Unnamed: 0,Actual,Predicted
24,1,1
69,0,1
354,0,0
267,0,1
558,0,0
...,...,...
590,1,1
198,1,0
363,1,0
520,0,0


#### Try a different model using all features

In [35]:
preds2 = model_predict(model, X_train, X_valid, y_train, y_valid)
preds2

array([0, 0, 0, 0, 0, 0, 0, 1, 1, 1, 0, 0, 0, 0, 0, 0, 1, 0, 1, 0, 1, 1,
       0, 0, 0, 1, 0, 0, 1, 1, 0, 1, 0, 0, 1, 0, 0, 1, 0, 1, 0, 0, 0, 0,
       0, 0, 0, 1, 1, 0, 0, 1, 0, 0, 0, 0, 1, 0, 0, 0, 0, 0, 0, 0, 0, 0,
       0, 0, 0, 1, 1, 0, 0, 0, 1, 0, 0, 1, 0, 1, 0, 1, 0, 0, 1, 0, 0, 0,
       0, 1, 1, 1, 1, 0, 0, 0, 1, 0, 1, 0, 1, 0, 0, 0, 0, 0, 0, 0, 1, 0,
       1, 0, 1, 1, 1, 0, 1, 0, 0, 1, 0, 1, 1, 0, 0, 0, 1, 1, 0, 0, 0, 0,
       1, 0, 0, 1, 0, 0, 0, 1, 0, 0, 0, 0, 0, 0, 1, 0, 0, 1, 0, 1, 0, 0],
      dtype=int64)

In [36]:
validate(y_valid, preds2)

Mean Absolute Error: 0.2727272727272727
Mean Squared Error: 0.2727272727272727


This suggests a model using all features is slightly worse than the original, with about **27% accuracy**

### 5. Hyper-Parameter Tuning

#### Trying with all features, less estimators

In [37]:
model_rev = XGBClassifier(n_estimators=600, learning_rate=0.01, n_jobs=8, random_state=686)

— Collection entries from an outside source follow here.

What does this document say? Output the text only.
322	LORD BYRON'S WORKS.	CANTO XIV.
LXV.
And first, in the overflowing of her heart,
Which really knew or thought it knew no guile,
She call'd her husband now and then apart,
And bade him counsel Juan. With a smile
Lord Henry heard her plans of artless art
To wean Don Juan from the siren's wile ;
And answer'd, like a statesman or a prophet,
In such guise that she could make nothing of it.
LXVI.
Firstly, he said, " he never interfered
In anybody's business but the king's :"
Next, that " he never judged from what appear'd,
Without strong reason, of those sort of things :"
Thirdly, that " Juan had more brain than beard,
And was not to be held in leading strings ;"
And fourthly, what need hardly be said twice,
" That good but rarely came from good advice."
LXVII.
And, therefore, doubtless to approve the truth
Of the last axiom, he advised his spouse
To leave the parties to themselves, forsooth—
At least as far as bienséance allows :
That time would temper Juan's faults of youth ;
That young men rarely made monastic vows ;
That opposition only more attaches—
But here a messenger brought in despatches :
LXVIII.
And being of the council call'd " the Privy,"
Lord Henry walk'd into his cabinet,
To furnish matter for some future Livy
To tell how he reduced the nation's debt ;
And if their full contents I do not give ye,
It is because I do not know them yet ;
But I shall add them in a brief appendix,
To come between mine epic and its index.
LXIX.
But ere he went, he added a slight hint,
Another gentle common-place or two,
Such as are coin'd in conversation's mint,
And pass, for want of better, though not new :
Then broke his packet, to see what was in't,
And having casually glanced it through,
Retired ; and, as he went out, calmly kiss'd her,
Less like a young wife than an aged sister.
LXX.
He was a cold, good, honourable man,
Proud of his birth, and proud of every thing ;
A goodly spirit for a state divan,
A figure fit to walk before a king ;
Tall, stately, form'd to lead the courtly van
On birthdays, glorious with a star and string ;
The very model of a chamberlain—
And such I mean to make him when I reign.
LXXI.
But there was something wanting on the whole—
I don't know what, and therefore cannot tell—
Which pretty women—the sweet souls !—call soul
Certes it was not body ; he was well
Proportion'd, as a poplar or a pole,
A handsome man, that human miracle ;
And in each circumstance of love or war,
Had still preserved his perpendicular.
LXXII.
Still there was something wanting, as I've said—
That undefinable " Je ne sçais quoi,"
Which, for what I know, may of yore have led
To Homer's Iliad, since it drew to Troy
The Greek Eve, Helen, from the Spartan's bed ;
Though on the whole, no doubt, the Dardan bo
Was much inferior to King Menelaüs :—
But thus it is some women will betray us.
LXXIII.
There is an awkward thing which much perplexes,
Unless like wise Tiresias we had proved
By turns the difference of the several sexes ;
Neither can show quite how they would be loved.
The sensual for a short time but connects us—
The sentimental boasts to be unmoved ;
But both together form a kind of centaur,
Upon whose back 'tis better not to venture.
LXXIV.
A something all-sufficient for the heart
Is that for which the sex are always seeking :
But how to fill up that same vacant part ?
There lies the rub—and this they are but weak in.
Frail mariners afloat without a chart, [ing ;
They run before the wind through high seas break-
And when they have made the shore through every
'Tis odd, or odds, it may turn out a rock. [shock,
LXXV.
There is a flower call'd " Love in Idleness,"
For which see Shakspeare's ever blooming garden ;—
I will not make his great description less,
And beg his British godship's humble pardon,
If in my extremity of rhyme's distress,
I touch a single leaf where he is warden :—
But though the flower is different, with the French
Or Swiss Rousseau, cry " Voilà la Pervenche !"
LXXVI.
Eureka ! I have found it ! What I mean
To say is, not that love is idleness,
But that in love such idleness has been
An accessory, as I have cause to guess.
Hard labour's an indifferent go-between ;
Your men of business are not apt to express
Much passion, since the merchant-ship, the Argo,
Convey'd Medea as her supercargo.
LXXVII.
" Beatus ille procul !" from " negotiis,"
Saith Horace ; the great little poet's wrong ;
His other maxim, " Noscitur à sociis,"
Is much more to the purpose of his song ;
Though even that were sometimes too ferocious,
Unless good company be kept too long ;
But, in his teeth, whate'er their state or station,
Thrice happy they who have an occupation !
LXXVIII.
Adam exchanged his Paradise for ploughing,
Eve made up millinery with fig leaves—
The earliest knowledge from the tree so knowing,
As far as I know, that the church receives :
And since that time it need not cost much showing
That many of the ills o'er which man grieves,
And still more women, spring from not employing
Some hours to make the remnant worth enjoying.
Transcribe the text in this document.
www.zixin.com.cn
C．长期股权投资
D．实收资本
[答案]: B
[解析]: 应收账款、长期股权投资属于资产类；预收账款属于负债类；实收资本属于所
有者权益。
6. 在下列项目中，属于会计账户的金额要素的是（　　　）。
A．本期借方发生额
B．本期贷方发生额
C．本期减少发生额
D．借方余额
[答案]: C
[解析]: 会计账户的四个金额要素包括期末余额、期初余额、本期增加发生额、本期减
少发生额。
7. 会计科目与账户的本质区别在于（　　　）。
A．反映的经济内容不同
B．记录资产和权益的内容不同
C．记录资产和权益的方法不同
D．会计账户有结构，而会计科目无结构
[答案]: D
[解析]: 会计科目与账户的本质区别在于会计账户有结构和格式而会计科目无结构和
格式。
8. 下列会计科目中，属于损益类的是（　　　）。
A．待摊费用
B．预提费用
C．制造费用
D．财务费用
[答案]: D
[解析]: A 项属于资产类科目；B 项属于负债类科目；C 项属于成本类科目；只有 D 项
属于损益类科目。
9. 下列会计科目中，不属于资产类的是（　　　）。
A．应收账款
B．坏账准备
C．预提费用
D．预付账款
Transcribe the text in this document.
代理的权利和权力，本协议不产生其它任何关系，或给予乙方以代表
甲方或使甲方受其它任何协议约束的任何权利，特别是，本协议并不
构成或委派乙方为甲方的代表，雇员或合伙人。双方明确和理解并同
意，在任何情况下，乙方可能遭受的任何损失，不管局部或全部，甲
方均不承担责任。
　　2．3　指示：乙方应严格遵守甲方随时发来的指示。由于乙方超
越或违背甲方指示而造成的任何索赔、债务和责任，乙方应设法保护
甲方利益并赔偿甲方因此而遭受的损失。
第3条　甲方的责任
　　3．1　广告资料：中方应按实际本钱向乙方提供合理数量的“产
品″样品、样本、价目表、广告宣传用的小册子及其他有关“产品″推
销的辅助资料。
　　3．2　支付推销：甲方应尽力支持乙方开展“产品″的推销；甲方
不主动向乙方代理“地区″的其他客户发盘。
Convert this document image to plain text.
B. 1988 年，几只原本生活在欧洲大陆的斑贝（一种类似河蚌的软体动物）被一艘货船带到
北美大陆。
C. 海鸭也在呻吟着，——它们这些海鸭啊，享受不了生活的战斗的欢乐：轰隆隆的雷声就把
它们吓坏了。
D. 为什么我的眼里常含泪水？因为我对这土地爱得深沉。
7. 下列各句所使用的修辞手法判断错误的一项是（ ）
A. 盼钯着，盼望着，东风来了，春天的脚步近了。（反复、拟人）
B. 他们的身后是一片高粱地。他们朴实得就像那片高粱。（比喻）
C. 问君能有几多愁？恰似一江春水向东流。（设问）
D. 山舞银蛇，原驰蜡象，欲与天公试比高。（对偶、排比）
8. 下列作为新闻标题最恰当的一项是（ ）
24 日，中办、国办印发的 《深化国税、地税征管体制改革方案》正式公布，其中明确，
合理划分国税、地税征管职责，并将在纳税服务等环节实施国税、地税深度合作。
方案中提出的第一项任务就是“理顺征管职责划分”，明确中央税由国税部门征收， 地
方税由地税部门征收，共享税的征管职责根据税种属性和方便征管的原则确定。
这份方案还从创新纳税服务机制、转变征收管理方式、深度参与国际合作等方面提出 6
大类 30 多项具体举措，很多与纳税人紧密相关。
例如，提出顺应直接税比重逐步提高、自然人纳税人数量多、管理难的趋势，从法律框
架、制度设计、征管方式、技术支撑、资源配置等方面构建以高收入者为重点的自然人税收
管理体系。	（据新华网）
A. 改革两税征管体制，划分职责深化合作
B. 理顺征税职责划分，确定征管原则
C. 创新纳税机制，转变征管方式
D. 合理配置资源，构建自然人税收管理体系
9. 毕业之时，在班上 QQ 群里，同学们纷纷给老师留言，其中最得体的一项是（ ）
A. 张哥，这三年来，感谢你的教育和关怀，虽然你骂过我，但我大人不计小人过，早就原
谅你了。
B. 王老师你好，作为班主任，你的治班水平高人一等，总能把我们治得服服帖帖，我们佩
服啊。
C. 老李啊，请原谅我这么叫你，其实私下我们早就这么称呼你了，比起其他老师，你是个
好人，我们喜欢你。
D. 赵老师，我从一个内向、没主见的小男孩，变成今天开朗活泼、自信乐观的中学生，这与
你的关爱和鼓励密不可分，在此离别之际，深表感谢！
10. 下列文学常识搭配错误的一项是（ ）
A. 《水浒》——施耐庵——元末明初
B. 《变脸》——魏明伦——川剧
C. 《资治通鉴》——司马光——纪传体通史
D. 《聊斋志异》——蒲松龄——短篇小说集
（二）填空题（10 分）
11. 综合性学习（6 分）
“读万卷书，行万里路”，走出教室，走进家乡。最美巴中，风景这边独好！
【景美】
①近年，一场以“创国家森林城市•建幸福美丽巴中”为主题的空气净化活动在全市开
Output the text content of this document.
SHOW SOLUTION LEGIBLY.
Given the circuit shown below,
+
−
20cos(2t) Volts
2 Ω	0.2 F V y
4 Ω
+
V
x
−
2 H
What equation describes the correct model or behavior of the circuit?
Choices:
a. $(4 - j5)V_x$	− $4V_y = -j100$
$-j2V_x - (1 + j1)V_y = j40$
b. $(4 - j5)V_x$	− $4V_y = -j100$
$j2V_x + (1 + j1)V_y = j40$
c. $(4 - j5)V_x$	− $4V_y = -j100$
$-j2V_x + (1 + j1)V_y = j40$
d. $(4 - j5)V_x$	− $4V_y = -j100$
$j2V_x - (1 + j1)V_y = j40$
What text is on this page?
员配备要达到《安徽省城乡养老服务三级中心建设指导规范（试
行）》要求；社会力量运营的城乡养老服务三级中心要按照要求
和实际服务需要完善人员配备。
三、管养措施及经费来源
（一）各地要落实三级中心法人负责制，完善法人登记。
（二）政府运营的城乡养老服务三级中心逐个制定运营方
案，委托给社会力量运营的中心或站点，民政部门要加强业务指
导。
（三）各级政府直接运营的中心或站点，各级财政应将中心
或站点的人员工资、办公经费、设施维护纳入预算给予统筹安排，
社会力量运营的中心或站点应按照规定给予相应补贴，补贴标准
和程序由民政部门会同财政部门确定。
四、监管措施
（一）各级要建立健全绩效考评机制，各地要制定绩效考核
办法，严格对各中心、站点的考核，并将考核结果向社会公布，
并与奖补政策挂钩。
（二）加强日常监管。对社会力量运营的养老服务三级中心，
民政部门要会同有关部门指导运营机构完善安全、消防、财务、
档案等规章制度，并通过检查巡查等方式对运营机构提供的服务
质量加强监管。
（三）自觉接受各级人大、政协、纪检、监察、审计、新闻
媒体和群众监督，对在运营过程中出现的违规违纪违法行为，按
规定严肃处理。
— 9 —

preds3 = model_predict(model_rev, X_train, X_valid, y_train, y_valid)

validate(y_valid, preds3)

Mean Absolute Error: 0.2922077922077922
Mean Squared Error: 0.2922077922077922


This suggests a model using all features but slightly different hyperparameters is actually as accurate as the model with the parametrically selected features , with about **30% accuracy**

#### Trying with *selected* features, less estimators

In [38]:
model_rev2 = XGBClassifier(n_estimators=600, learning_rate=0.01, n_jobs=8, random_state=686)

preds4 = model_predict(model_rev2, fit_X_train, fit_X_valid, y_train, y_valid)

validate(y_valid, preds4)

Mean Absolute Error: 0.2792207792207792
Mean Squared Error: 0.2792207792207792


This suggests slightly worse results, using the selected features.

#### Trying with *selected* features, smaller learning rate, less estimators

In [39]:
model_rev3 = XGBClassifier(n_estimators=600, learning_rate=0.002, n_jobs=8, random_state=686, verbosity=0, eval_metric="error")

preds5 = model_predict(model_rev3, fit_X_train, fit_X_valid, y_train, y_valid)

validate(y_valid, preds5)

Mean Absolute Error: 0.2922077922077922
Mean Squared Error: 0.2922077922077922


This also suggests model accuracy of about **30%** but it also suggests that the model will not significantly improve anymore, given that the global minima appears to have been reached with different hyperparameters. This can also indicate that the data is leaking or that more feature engineering is required. Also, grid search could be done, given the time, to find if better hyperparamers can be used to increase accuracy a few more percentage points.